And that’s where things get spicy.
Why New L1 Tokens Usually Face-Plant on Day One
I’ve watched this play out more times than I’d like to admit. The pattern is almost comically predictable:
- Months of insane hype
- Oversubscribed raise
- Everyone and their dog apes the ICO
- Token finally lists… and the first 48 hours are just a slow-motion car crash
Recent victims? Wormhole, LayerZero, ZKsync, Blast – all of them bled 30-70 % from listing price in the opening week despite perfect narratives. Even Solana itself dropped 40 % the week it hit Binance back in 2020 before the real run started.
Why does this keep happening?
- ICO buyers are finally free to take profit (or just break even)
- Early investors who got 10-50× cheaper allocation start distributing
- People who missed the sale front-run the listing and dump into retail FOMO
- Merciless mercenary liquidity providers on day-one trading pairs
Monad’s Tokenomics – The Elephant in the Room
Here’s the part nobody wants to screenshot. Out of the total MON supply:
- Team + early contributors: ~30 %
- Investors (Paradigm, etc.): ~20-25 %
- Ecosystem / treasury / future raises: another big chunk
- Community sale: less than 8 %
That means over half the supply is controlled by insiders who paid pennies.
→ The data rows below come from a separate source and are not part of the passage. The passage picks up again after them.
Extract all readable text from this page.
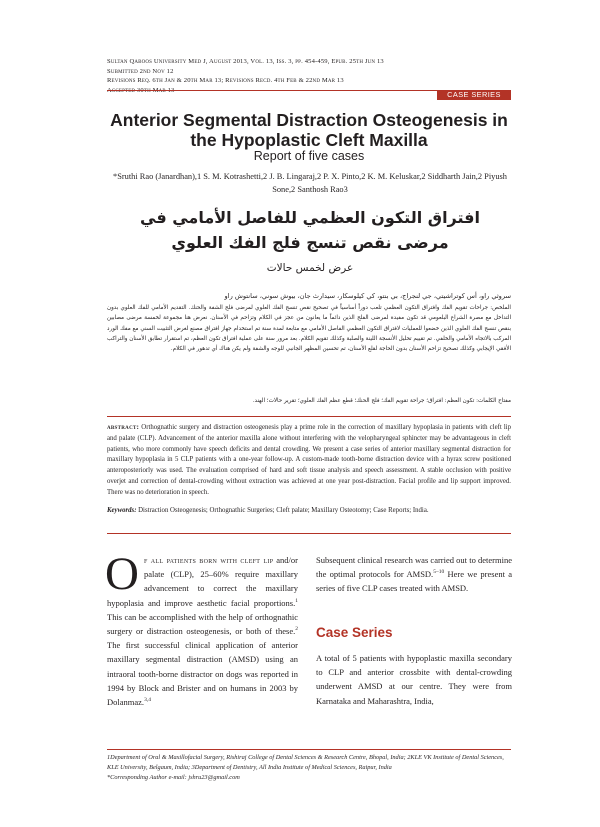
Sultan Qaboos University Med J, August 2013, Vol. 13, Iss. 3, pp. 454-459, Epub. 25th Jun 13
Submitted 2nd Nov 12
Revisions Req. 6th Jan & 20th Mar 13; Revisions Recd. 4th Feb & 22nd Mar 13
Accepted 30th Mar 13	CASE SERIES
Anterior Segmental Distraction Osteogenesis in the Hypoplastic Cleft Maxilla
Report of five cases
*Sruthi Rao (Janardhan),1 S. M. Kotrashetti,2 J. B. Lingaraj,2 P. X. Pinto,2 K. M. Keluskar,2 Siddharth Jain,2 Piyush Sone,2 Santhosh Rao3
افتراق التكون العظمي للفاصل الأمامي في مرضى نقص تنسج فلج الفك العلوي
عرض لخمس حالات
سروثي راو، أس كوتراشيتي، جي لنجراج، بي بنتو، كي كيلوسكار، سيدارث جان، بيوش سوني، سانتوش راو
الملخص: جراحات تقويم الفك وافتراق التكون العظمي تلعب دوراً أساسياً في تصحيح نقص تنسج الفك العلوي لمرضى فلج الشفة والحنك. التقديم الأمامي للفك العلوي بدون التداخل مع مصرة الشراع البلعومي قد تكون مفيدة لمرضى الفلج الذين دائماً ما يعانون من عجز في الكلام وتزاحم في الأسنان. نعرض هنا مجموعة لخمسة مرضى مصابين بنقص تنسج الفك العلوي الذين خضعوا للعمليات لافتراق التكون العظمي الفاصل الأمامي مع متابعة لمدة سنة تم استخدام جهاز افتراق مصنع لغرض التثبيت السني مع مفك الورد المركب بالاتجاه الأمامي والخلفي. تم تقييم تحليل الأنسجة اللينة والصلبة وكذلك تقويم الكلام. بعد مرور سنة على عملية افتراق تكون العظم، تم استقرار تطابق الأسنان والتراكب الأفقي الإيجابي وكذلك تصحيح تزاحم الأسنان بدون الحاجة لقلع الأسنان، تم تحسين المظهر الجانبي للوجه والشفة ولم يكن هناك أي تدهور في الكلام.
مفتاح الكلمات: تكون العظم: افتراق؛ جراحة تقويم الفك؛ فلج الحنك؛ قطع عظم الفك العلوي؛ تقرير حالات؛ الهند.
abstract: Orthognathic surgery and distraction osteogenesis play a prime role in the correction of maxillary hypoplasia in patients with cleft lip and palate (CLP). Advancement of the anterior maxilla alone without interfering with the velopharyngeal sphincter may be advantageous in cleft patients, who more commonly have speech deficits and dental crowding. We present a case series of anterior maxillary segmental distraction for maxillary hypoplasia in 5 CLP patients with a one-year follow-up. A custom-made tooth-borne distraction device with a hyrax screw positioned anteroposteriorly was used. The evaluation comprised of hard and soft tissue analysis and speech assessment. A stable occlusion with positive overjet and correction of dental-crowding without extraction was achieved at one year post-distraction. Facial profile and lip support improved. There was no deterioration in speech.
Keywords: Distraction Osteogenesis; Orthognathic Surgeries; Cleft palate; Maxillary Osteotomy; Case Reports; India.
Of all patients born with cleft lip and/or palate (CLP), 25–60% require maxillary advancement to correct the maxillary hypoplasia and improve aesthetic facial proportions.$^1$ This can be accomplished with the help of orthognathic surgery or distraction osteogenesis, or both of these.$^2$ The first successful clinical application of anterior maxillary segmental distraction (AMSD) using an intraoral tooth-borne distractor on dogs was reported in 1994 by Block and Brister and on humans in 2003 by Dolanmaz.$^{3,4}$
Subsequent clinical research was carried out to determine the optimal protocols for AMSD.$^{5-10}$ Here we present a series of five CLP cases treated with AMSD.
Case Series
A total of 5 patients with hypoplastic maxilla secondary to CLP and anterior crossbite with dental-crowding underwent AMSD at our centre. They were from Karnataka and Maharashtra, India,
1Department of Oral & Maxillofacial Surgery, Rishiraj College of Dental Sciences & Research Centre, Bhopal, India; 2KLE VK Institute of Dental Sciences, KLE University, Belgaum, India; 3Department of Dentistry, All India Institute of Medical Sciences, Raipur, India
*Corresponding Author e-mail: jshru23@gmail.com
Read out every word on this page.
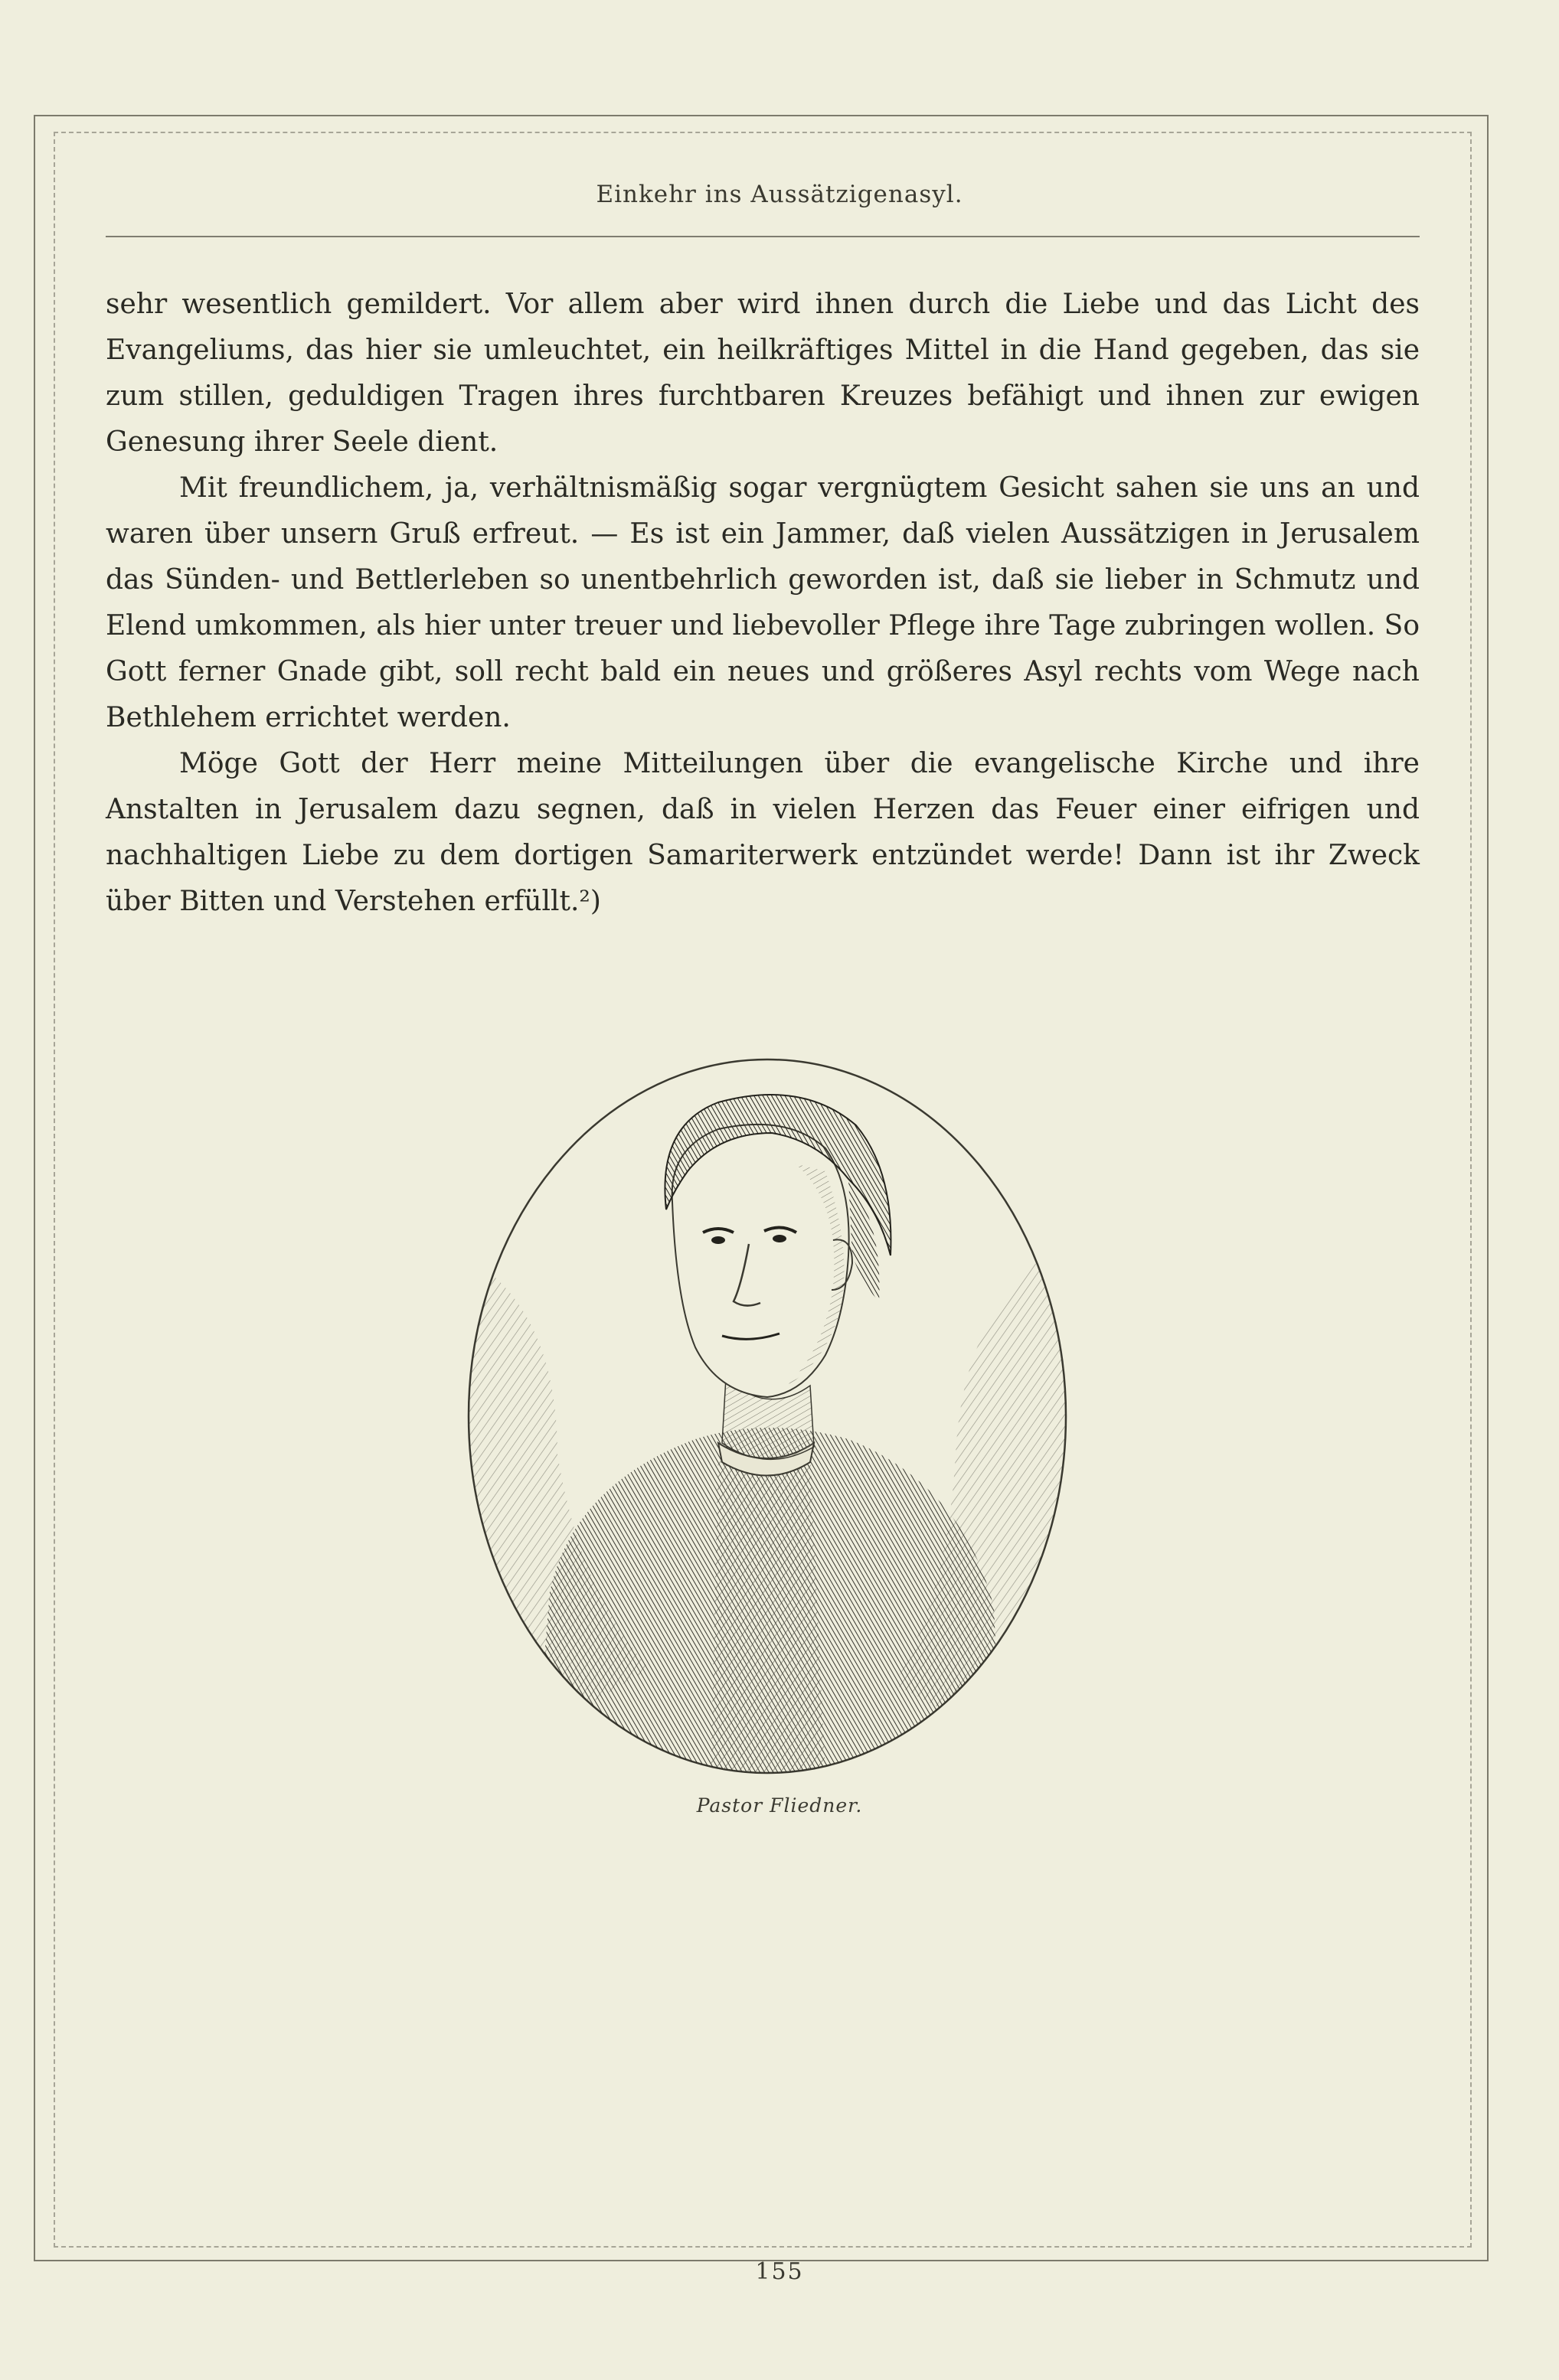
Einkehr ins Aussätzigenasyl.

sehr wesentlich gemildert. Vor allem aber wird ihnen durch die Liebe und das Licht des Evangeliums, das hier sie umleuchtet, ein heilkräftiges Mittel in die Hand gegeben, das sie zum stillen, geduldigen Tragen ihres furchtbaren Kreuzes befähigt und ihnen zur ewigen Genesung ihrer Seele dient.

Mit freundlichem, ja, verhältnismäßig sogar vergnügtem Gesicht sahen sie uns an und waren über unsern Gruß erfreut. — Es ist ein Jammer, daß vielen Aussätzigen in Jerusalem das Sünden- und Bettlerleben so unentbehrlich geworden ist, daß sie lieber in Schmutz und Elend umkommen, als hier unter treuer und liebevoller Pflege ihre Tage zubringen wollen. So Gott ferner Gnade gibt, soll recht bald ein neues und größeres Asyl rechts vom Wege nach Bethlehem errichtet werden.

Möge Gott der Herr meine Mitteilungen über die evangelische Kirche und ihre Anstalten in Jerusalem dazu segnen, daß in vielen Herzen das Feuer einer eifrigen und nachhaltigen Liebe zu dem dortigen Samariterwerk entzündet werde! Dann ist ihr Zweck über Bitten und Verstehen erfüllt.²)

Pastor Fliedner.
155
Even if only 5-10 % of that hits the market in the first month, that’s still hundreds of millions of dollars looking for an exit at $5B+ FDV.
Yes, there are vesting schedules – supposedly. But we’ve all seen how “locked” tokens mysteriously appear on exchanges when price is juicy.
So… Buy the Hype or Fade the Launch?
Here’s my honest take after watching a dozen of these launches: the tech is legitimately impressive. Monad could absolutely become a top-5 chain in 2026 if they keep shipping. But launch week is almost never the time to swing for the fences.
The smart move is usually:
- Let the first wave of profit-taking happen
- Watch how the team handles the inevitable drama
- Wait for the first real DeFi apps to migrate and generate fees
- Then start building a position when the crowd has moved on to the next shiny thing
That’s exactly how people made life-changing money on Solana at $15-20, Arbitrum at $0.80, and Sui under $0.50. The blood in the streets phase is painful, but it’s where the real opportunities hide.
Final Thoughts Before the Fireworks
Tomorrow will be chaotic. Twitter will be flooded with “told you so” posts in both directions. Some people will wake up 5× richer on paper. Others will watch their bags evaporate before breakfast.
Monad has the tech, the war chest, and the partnerships to be something special. But crypto has a brutal way of reminding us that narrative only carries you so far when real money is free to move.
I’m keeping my powder dry for now. If we see a nasty shakeout in the first weeks and the core team keeps building anyway? That’s when I’ll get very interested.
Either way, buckle up. The next 72 hours are going to be one hell of a show.